Something shifts at that. Cassie’s eyes glitter in the dark, as she falls silent - but Rachel knows she still has something to say, by the way her fingers tug at the fraying threads of the hem of her shirt; she always finds something to do with her fingers as she thinks. 

She doesn’t want to look at her as she finds something to say. Rachel turns away, breathing in as her hands fist at her sides. It seems that she’s always turning away from Cassie these days.

When did that happen?

“Look, Rachel,” Cassie says finally. “I know that this is…” Silence, again, as she looks for the right word. Rachel can hear her shifting her feet, and she closes her eyes. “I know that this is scary. I was terrified, too, believe me. But with Aftran… we _understood_ each other, Rachel. And if that was possible for Aftran, that means - “

Rachel turns around. Whatever look is on her face, it’s enough that Cassie falls silent when their eyes meet.

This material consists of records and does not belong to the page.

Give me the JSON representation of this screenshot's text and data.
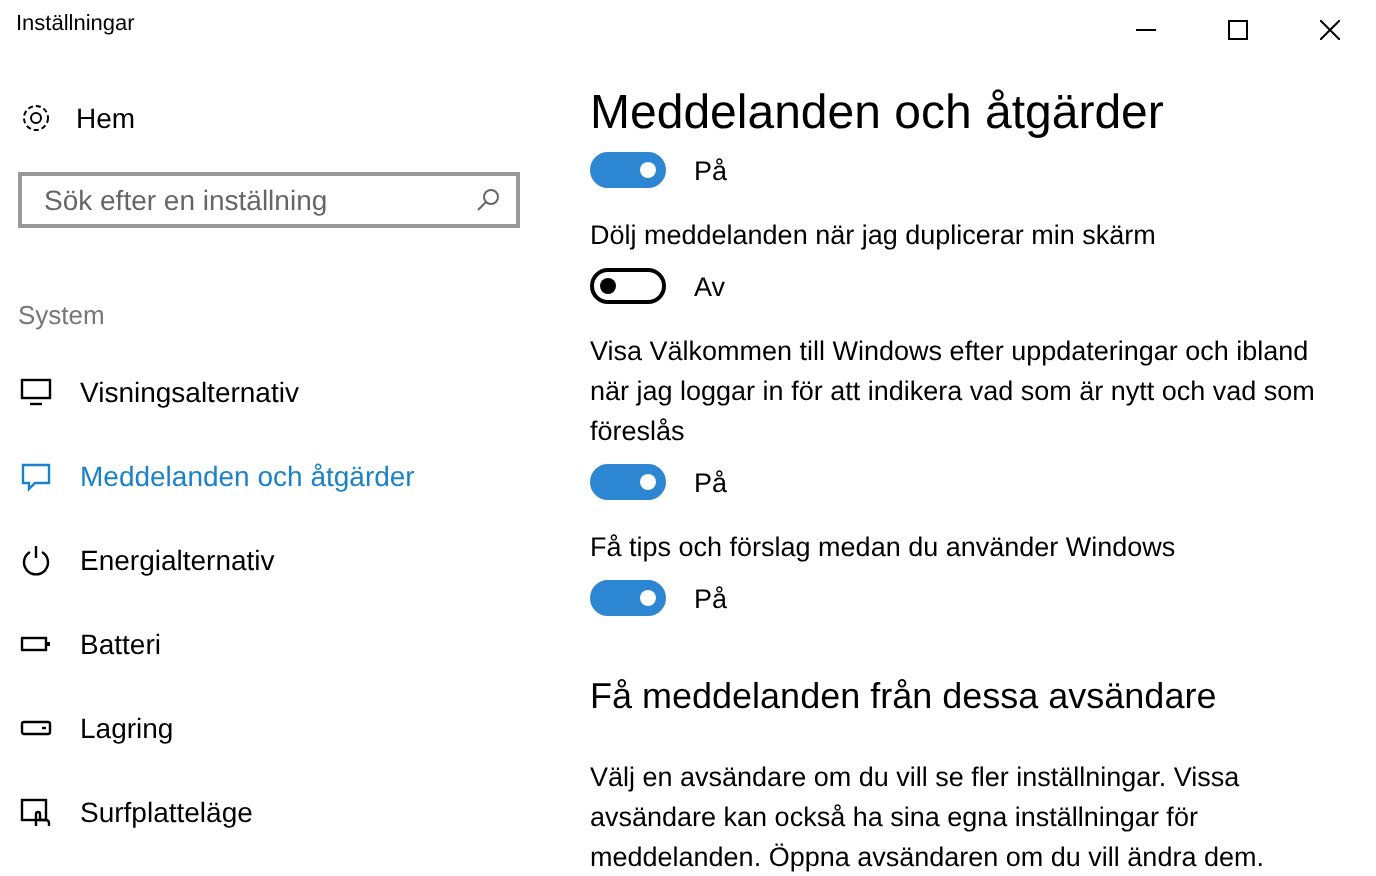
{
  "window": {
    "title": "Inställningar"
  },
  "sidebar": {
    "home": "Hem",
    "search": {
      "placeholder": "Sök efter en inställning"
    },
    "section": "System",
    "items": [
      {
        "label": "Visningsalternativ",
        "selected": false
      },
      {
        "label": "Meddelanden och åtgärder",
        "selected": true
      },
      {
        "label": "Energialternativ",
        "selected": false
      },
      {
        "label": "Batteri",
        "selected": false
      },
      {
        "label": "Lagring",
        "selected": false
      },
      {
        "label": "Surfplatteläge",
        "selected": false
      }
    ]
  },
  "main": {
    "title": "Meddelanden och åtgärder",
    "settings": [
      {
        "on": true,
        "state": "På"
      },
      {
        "label": "Dölj meddelanden när jag duplicerar min skärm",
        "on": false,
        "state": "Av"
      },
      {
        "label": "Visa Välkommen till Windows efter uppdateringar och ibland när jag loggar in för att indikera vad som är nytt och vad som föreslås",
        "on": true,
        "state": "På"
      },
      {
        "label": "Få tips och förslag medan du använder Windows",
        "on": true,
        "state": "På"
      }
    ],
    "section_title": "Få meddelanden från dessa avsändare",
    "section_text": "Välj en avsändare om du vill se fler inställningar. Vissa avsändare kan också ha sina egna inställningar för meddelanden. Öppna avsändaren om du vill ändra dem."
  }
}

Rachel isn’t stupid. She understands what Cassie is saying, even if it would have struck her as stupidly unrealistic and naïve only days earlier. But Cassie has always been idealistic, perhaps not just wanting, but _needing_ to believe that there is good in others. It might be a trait born out of taking care of hurt animals day after day in the warm shelter of her barn, or passed down from her parents. Maybe it’s just _Cassie_ , in all of her essence, somehow always graceful despite the stains on her jeans, the dirt on her hands. Wherever it comes from, she has always been the kind of person willing to hold a hand out, in the hopes that one will reach back. 

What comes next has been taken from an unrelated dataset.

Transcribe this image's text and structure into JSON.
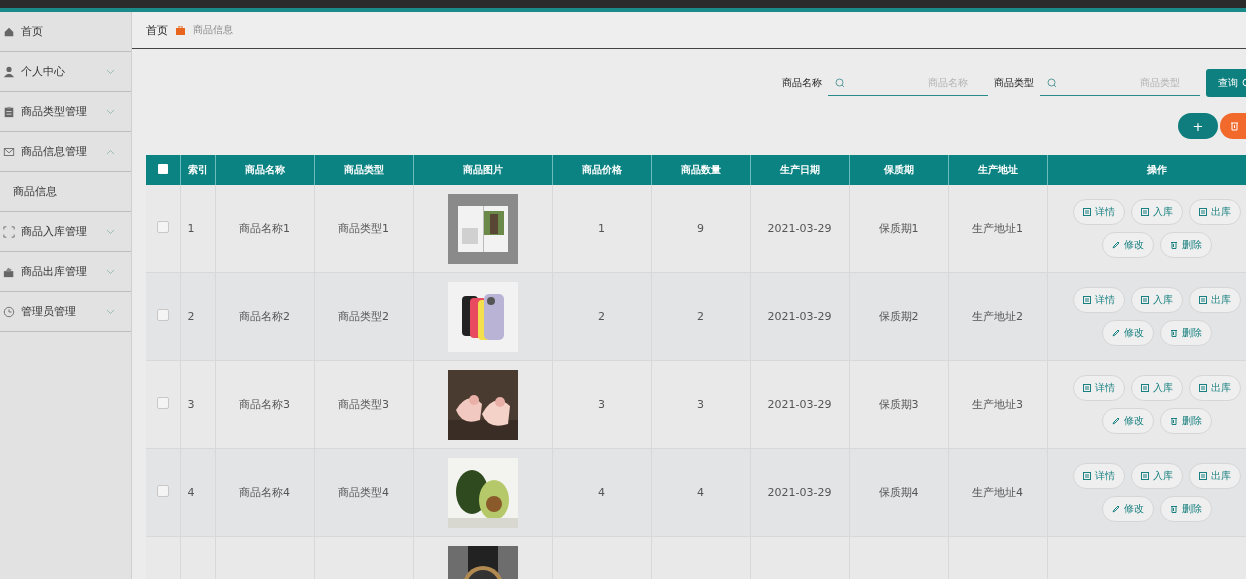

The kind of person to have empathy for others, even at cost to herself. At cost to others, as well. Rachel does not know whether it is the former or the latter that she cannot forgive. 

“Let me ask you this,” Rachel says, her voice rough. It grates on her own ears, and she almost winces. “What if… you and Aftran didn’t _understand_ each other. Let’s say that it didn’t all miraculously work out in the end, that you didn’t get stupidly lucky by some morphing trick we didn’t even fucking know about. Let’s say that you became a voluntary controller for _nothing_.”

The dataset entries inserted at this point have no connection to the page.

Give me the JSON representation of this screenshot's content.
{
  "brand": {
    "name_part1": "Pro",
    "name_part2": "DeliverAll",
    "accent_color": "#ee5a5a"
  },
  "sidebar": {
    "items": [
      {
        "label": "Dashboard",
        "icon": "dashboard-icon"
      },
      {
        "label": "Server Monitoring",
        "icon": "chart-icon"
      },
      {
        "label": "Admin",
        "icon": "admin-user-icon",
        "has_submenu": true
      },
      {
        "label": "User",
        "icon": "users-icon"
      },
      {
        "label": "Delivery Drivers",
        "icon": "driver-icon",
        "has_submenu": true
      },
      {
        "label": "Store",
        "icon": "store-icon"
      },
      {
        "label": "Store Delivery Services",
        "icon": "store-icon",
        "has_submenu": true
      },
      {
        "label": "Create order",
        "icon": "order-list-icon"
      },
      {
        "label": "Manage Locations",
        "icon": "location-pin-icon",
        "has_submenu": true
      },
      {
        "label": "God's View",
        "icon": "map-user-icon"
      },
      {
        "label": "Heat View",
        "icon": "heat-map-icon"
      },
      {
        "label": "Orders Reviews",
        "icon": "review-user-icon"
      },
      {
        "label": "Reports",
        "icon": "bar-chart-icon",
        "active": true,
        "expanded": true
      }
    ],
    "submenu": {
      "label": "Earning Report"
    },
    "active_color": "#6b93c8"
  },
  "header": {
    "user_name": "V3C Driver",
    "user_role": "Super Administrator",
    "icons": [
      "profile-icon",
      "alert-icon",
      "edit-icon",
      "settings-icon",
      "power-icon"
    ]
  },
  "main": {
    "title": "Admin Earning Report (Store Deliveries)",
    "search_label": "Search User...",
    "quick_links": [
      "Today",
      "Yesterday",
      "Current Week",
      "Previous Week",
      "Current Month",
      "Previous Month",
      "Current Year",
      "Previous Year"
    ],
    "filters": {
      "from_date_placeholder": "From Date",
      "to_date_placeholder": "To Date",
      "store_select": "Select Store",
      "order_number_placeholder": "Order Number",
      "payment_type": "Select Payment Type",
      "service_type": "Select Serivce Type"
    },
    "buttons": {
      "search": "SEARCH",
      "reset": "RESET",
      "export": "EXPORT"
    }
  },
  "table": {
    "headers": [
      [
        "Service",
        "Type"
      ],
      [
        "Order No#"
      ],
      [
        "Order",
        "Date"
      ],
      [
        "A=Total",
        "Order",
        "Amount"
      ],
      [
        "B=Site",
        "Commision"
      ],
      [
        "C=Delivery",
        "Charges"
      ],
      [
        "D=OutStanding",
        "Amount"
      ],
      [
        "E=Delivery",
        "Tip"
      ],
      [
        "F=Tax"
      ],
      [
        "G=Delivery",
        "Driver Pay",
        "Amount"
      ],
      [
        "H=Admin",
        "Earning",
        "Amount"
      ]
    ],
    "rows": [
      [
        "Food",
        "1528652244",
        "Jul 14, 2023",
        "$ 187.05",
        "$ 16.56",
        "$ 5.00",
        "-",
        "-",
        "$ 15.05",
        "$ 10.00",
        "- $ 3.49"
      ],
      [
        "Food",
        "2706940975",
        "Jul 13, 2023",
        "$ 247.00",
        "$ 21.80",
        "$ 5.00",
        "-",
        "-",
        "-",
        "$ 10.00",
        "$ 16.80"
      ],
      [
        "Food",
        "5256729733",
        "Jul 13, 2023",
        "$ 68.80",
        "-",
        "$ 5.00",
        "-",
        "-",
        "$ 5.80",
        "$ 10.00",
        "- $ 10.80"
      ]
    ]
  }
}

She cuts herself off there, exhaling almost violently. Her voice is rising, and she hates it. But Rachel isn’t Cassie. She isn’t gentle. She can’t prevent her anger from twisting her mouth, from showing in the quick, jerky movements of her hands. She folds her arms instead, fingers clenching around her biceps. 

“You remember the time with Jake.”

“Of course I do,” Cassie whispers. Her eyes are wide. Pleading, Rachel thinks.

“Then you should know what would happen,” Rachel says. “The yeerk - _Aftran_ , I suppose, would know all of our names. Our families. We’d be screwed. Unless, of course, we either took Aftran hostage, and if that wasn’t possible, killed you. We might have to kill you anyway, because willingly becoming a controller - well, that’s a clear liability, right? We can’t have someone like that fighting with us.” 

“Rachel,” Cassie says. The pleading quality is clear in the plaintive way Cassie says her name. But Rachel can’t stop.

“Who do you think it would come down to then?” Rachel says. “I guess Jake could do it, if he really thought he had to, but the rest of us wouldn’t let him. Tobias is a non-option. Ax - well, maybe. But I think it would probably come down to me or Marco.”

“Rachel, please.” 

“Marco likes to pretend he’s all tough and cold. But he isn’t that ruthless. At least not yet, I think. So after all that deliberation, I’d bet that the honours would fall to yours truly.”

Cassie stares at her numbly. “You’re my best friend.”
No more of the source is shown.